Volvió a pasar la hoja y, atónito, lanzó un grito. Una violenta sensación de malestar lo invadió al instante.
No daba crédito a lo que veía.
En aquel preciso momento, Svedberg entró en la habitación.
—Ven a ver esto —pidió Wallander.
Svedberg se inclinó sobre su hombro mientras él señalaba la fotografía.
—Pero... ¡si eres tú! —exclamó el colega lleno de asombro.
—Sí, soy yo. O, al menos, eso parece.
Observó de nuevo la instantánea, que parecía proceder de algún periódico. Era él y, al mismo tiempo, no lo era. Presentaba un aspecto anormal y abominable.
Wallander no recordaba haberse sentido tan impresionado jamás. La imagen deforme y grotesca de su propio rostro lo hizo sentir repugnancia. Cierto que estaba más que acostumbrado a los accesos repentinos y espontáneos de criminales a cuya detención había contribuido, pero la idea de que alguien hubiese estado sentado durante horas elaborando una imagen odiosa de su persona lo aterraba.
Svedberg se percató de su reacción y fue a buscar a Nyberg. Ambos revisaron el álbum hasta llegar a la última fotografía, que llevaba fecha del día anterior, en que el rostro del primer ministro sueco sufrió la horrenda transformación. La fecha aparecía, como en los otros casos, escrita con tinta.
—Esto es obra de una mente enferma —sentenció Nyberg.

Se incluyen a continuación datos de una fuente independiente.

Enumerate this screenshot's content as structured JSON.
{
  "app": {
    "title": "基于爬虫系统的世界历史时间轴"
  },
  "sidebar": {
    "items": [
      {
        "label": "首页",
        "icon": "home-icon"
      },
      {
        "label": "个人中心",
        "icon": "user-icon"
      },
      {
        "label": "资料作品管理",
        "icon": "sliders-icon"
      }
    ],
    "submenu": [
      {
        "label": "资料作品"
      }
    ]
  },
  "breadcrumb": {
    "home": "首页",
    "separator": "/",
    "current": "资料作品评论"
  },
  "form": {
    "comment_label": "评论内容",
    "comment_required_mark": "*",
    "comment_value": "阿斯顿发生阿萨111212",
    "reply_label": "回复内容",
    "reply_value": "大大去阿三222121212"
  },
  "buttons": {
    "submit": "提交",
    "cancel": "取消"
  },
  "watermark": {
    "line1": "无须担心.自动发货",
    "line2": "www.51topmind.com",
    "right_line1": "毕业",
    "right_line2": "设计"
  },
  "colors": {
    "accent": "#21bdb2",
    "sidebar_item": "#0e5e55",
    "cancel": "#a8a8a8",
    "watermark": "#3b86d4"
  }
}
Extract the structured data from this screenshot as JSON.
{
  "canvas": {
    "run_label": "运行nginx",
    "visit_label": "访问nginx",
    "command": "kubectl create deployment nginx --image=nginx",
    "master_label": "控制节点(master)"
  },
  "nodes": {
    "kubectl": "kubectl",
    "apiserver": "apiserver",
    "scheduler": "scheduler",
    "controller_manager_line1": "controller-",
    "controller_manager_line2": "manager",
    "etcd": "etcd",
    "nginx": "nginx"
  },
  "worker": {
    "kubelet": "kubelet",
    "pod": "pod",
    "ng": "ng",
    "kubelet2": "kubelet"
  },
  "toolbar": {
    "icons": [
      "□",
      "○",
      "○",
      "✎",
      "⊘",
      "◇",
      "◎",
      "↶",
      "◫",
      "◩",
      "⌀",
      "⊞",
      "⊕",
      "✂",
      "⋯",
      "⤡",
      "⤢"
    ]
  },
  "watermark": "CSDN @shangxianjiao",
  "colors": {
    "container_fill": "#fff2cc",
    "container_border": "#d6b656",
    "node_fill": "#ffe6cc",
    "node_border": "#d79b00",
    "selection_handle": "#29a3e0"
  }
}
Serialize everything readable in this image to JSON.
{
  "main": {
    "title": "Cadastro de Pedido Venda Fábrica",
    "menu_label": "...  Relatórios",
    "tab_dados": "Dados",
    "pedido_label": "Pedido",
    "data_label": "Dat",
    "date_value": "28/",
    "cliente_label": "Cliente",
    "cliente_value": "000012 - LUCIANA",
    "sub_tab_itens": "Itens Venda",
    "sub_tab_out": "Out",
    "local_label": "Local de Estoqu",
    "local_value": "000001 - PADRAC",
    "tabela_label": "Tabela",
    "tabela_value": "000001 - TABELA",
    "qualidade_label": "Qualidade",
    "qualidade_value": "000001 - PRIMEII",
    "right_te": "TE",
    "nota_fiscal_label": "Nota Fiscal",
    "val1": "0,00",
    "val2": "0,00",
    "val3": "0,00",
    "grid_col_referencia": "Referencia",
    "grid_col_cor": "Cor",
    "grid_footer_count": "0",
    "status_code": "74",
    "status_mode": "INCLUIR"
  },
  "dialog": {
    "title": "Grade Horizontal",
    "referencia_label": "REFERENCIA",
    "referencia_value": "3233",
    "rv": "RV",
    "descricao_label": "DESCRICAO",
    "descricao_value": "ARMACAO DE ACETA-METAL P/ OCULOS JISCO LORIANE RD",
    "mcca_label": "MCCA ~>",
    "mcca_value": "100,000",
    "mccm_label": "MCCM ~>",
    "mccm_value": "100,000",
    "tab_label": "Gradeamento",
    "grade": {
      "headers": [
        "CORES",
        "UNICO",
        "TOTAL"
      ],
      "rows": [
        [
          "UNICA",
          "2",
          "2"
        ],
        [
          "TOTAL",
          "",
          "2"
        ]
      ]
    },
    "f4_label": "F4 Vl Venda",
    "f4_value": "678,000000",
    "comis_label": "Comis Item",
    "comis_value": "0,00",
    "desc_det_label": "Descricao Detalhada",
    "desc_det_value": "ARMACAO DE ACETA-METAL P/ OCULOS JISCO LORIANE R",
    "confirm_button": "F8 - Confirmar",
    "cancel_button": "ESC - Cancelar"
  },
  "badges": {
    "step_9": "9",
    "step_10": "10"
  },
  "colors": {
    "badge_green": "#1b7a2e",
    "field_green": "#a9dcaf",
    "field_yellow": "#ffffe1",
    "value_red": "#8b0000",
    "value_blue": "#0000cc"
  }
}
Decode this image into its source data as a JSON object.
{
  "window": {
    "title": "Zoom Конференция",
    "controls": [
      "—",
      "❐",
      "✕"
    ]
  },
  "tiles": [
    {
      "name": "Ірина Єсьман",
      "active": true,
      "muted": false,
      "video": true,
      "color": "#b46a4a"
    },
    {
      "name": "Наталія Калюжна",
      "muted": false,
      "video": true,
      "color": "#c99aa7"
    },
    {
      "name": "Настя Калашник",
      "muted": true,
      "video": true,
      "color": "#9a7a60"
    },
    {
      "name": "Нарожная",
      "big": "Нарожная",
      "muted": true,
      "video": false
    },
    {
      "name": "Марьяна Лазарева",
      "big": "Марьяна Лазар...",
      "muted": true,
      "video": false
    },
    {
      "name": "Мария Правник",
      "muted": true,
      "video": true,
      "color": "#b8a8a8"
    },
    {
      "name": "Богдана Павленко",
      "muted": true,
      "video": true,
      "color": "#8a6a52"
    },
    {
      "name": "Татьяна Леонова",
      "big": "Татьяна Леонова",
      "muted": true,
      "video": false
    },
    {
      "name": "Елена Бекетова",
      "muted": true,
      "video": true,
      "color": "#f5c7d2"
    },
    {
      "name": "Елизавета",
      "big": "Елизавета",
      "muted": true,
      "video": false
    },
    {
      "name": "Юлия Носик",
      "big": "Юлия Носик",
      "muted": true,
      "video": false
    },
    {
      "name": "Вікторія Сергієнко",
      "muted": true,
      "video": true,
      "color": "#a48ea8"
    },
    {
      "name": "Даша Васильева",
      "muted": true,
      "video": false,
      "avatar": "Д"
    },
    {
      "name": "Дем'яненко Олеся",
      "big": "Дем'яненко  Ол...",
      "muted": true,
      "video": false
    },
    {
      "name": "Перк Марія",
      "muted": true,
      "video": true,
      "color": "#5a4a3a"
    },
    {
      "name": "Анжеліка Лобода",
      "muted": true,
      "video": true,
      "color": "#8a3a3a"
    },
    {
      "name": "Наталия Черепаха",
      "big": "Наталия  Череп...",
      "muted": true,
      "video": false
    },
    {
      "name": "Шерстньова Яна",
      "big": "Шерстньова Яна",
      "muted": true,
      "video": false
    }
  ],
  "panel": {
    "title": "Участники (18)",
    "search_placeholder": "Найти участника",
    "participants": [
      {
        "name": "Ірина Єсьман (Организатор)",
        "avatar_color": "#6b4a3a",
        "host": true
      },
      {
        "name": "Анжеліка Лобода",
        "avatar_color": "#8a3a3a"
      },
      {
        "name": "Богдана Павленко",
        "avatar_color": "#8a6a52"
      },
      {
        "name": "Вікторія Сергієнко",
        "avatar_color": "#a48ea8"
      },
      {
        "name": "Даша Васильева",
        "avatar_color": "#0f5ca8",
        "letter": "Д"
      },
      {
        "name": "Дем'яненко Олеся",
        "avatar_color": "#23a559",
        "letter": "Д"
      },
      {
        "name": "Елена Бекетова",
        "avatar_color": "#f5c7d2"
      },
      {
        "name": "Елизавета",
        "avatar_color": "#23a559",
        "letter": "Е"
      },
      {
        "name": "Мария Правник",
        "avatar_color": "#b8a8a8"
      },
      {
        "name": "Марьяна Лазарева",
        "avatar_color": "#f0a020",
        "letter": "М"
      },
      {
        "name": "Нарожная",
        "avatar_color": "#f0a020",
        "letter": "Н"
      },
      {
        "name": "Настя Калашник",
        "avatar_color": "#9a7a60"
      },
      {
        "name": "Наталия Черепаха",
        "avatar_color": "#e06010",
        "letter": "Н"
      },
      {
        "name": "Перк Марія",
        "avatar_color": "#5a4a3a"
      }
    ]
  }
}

—Pues no cabe duda de que fue Simon Lamberg, que dedicaba un par de tardes por semana a manipular las fotos —observó Wallander—. Lo que, como es natural, me inquieta es saber por qué yo figuro en esta colección macabra. Además, soy la única persona de Ystad, entre un montón de hombres de estado y presidentes. No negaré que me resulta de lo más desagradable.
—Y, además, ¿por qué lo hacía? —inquirió Svedberg.
Pero nadie supo darle una respuesta sensata.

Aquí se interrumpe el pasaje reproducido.